Sex, Love and Death in the time of Freud: A psychoanalytic exploration of the life and art of Egon Schiele (1890 – 1918)
“Alles ist lebendig tot” (“All is living dead”) Egon Schiele, 1914
“Wenn du das Leben aushalten willst, so richte Dich auf den Tod ein” (“If you want to bear life you have to prepare for death“) Freud, 1915
The exceptionally gifted painter Egon Schiele was by the end of his short life Austria’s most celebrated artist. Alongside Oskar Kokoschka he was one of the first expressionists. What emerged in his art was something extraordinary for his time when the suppression of the sexual nature of the human being was part of life. Schiele challenged existing norms and during his career he shocked the Viennese by shamelessly violating existing taboos with his sexually explicit drawings and paintings.

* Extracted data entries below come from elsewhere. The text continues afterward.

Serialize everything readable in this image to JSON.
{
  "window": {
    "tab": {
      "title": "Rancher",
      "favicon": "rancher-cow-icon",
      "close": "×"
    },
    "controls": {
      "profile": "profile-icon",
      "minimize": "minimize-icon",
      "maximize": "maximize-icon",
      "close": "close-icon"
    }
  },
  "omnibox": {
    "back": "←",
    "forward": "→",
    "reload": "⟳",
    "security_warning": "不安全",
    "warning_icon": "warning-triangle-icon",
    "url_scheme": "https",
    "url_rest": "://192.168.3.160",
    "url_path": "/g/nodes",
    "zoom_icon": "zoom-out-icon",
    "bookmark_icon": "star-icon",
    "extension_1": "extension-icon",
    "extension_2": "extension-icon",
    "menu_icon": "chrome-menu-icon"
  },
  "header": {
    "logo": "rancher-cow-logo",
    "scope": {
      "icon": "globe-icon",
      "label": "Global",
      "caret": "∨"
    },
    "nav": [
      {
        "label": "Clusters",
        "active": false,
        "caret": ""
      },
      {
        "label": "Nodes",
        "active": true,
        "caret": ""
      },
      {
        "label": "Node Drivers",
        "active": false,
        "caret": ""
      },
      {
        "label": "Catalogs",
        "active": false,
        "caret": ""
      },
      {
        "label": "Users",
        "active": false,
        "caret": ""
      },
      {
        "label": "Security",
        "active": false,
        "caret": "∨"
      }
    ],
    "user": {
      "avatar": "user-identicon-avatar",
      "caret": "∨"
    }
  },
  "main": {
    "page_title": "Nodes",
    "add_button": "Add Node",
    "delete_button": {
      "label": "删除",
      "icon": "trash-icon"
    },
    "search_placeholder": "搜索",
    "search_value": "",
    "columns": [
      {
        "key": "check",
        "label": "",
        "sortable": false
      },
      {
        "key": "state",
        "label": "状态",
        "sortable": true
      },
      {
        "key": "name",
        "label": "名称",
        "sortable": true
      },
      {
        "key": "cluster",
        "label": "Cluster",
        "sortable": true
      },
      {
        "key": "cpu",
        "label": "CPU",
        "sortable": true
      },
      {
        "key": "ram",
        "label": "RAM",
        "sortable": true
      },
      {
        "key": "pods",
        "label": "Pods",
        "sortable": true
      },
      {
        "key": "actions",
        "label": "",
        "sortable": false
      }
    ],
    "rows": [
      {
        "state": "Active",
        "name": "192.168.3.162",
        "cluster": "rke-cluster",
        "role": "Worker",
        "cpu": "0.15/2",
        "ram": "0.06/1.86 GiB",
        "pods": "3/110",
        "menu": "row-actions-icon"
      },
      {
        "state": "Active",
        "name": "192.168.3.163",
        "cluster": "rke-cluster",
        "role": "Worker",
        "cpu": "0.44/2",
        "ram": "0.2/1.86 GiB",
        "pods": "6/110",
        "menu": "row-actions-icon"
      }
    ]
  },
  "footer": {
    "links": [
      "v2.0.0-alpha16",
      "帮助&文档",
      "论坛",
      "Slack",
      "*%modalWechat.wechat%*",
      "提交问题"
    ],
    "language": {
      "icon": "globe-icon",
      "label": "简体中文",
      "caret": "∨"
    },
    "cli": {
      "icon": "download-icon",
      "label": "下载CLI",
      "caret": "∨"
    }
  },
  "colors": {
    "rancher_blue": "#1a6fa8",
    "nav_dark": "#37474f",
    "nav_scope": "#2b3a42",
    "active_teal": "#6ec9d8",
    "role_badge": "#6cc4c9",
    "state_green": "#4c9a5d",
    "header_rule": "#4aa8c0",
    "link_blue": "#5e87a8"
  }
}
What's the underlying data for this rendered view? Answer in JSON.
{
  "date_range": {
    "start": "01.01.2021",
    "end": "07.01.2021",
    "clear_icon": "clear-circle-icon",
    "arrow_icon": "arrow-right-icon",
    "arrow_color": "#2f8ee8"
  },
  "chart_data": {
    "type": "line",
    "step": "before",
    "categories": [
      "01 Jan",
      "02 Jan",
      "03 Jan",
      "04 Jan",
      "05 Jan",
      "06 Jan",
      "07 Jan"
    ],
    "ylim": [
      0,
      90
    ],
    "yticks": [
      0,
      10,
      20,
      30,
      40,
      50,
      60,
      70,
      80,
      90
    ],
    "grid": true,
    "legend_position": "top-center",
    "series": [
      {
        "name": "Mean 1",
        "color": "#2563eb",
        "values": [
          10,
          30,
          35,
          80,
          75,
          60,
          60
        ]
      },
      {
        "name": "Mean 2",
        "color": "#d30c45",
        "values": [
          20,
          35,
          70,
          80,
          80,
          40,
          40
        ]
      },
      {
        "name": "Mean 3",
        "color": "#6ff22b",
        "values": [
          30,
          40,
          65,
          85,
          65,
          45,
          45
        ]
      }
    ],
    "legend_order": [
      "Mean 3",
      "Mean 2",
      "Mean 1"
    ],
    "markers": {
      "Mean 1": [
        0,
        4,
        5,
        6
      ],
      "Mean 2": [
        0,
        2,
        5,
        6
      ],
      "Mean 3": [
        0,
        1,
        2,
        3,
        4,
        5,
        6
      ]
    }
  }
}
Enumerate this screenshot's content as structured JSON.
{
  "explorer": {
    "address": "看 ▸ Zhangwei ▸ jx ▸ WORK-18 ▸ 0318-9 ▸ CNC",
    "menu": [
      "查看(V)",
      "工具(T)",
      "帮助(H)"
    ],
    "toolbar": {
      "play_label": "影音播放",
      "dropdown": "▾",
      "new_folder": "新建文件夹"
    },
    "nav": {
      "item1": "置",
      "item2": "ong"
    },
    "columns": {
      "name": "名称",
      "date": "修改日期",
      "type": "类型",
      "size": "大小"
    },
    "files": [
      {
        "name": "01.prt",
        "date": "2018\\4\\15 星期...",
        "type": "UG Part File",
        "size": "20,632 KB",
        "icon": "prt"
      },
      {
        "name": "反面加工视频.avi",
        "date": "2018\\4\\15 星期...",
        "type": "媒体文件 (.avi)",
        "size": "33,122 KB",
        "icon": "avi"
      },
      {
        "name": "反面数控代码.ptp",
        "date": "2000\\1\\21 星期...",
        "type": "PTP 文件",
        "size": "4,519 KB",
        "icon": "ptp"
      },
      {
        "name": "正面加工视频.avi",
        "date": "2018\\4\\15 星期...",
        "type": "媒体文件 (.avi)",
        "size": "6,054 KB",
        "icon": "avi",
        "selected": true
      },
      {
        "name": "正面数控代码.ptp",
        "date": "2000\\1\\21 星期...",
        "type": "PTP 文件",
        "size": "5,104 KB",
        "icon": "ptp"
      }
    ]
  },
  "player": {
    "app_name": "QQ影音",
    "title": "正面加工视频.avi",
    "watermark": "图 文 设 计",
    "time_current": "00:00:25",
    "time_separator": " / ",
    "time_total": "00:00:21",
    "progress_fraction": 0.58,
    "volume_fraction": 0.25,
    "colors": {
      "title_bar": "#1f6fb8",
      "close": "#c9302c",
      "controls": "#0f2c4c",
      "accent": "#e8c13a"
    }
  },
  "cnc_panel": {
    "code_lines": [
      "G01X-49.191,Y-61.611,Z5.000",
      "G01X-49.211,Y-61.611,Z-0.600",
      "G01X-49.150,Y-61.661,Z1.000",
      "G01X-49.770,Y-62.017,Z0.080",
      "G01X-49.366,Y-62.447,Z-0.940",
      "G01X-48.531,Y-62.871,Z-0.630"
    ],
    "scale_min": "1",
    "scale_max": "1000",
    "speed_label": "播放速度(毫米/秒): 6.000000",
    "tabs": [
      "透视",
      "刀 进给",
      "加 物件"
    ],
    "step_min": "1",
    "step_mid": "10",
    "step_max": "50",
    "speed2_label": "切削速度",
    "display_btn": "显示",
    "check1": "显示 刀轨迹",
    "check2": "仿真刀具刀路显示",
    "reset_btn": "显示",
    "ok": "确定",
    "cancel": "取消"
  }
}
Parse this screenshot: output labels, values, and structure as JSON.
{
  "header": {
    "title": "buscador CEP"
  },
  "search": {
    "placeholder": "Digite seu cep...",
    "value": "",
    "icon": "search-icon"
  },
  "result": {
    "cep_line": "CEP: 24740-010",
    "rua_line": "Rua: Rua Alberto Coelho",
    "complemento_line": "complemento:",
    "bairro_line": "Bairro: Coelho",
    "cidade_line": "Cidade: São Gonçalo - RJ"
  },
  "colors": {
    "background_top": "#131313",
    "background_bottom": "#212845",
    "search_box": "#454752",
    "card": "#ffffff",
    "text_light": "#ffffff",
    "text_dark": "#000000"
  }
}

In doing so, he tried to plunge the depth of sexuality, male and female, just as Freud did at the time when he published his “Three Essays on the Theory of Sexuality” in 1905. Inherent in his art was also a pre-occupation with death, something that emerged across other creative areas at the time, as well as in Freud’s writings.
The paper makes an attempt to explore psychoanalytically Schiele’s life as well as gaining some understanding of the link between sex and death whilst looking at the existing culture and morals at the end of the Hapsburg Empire.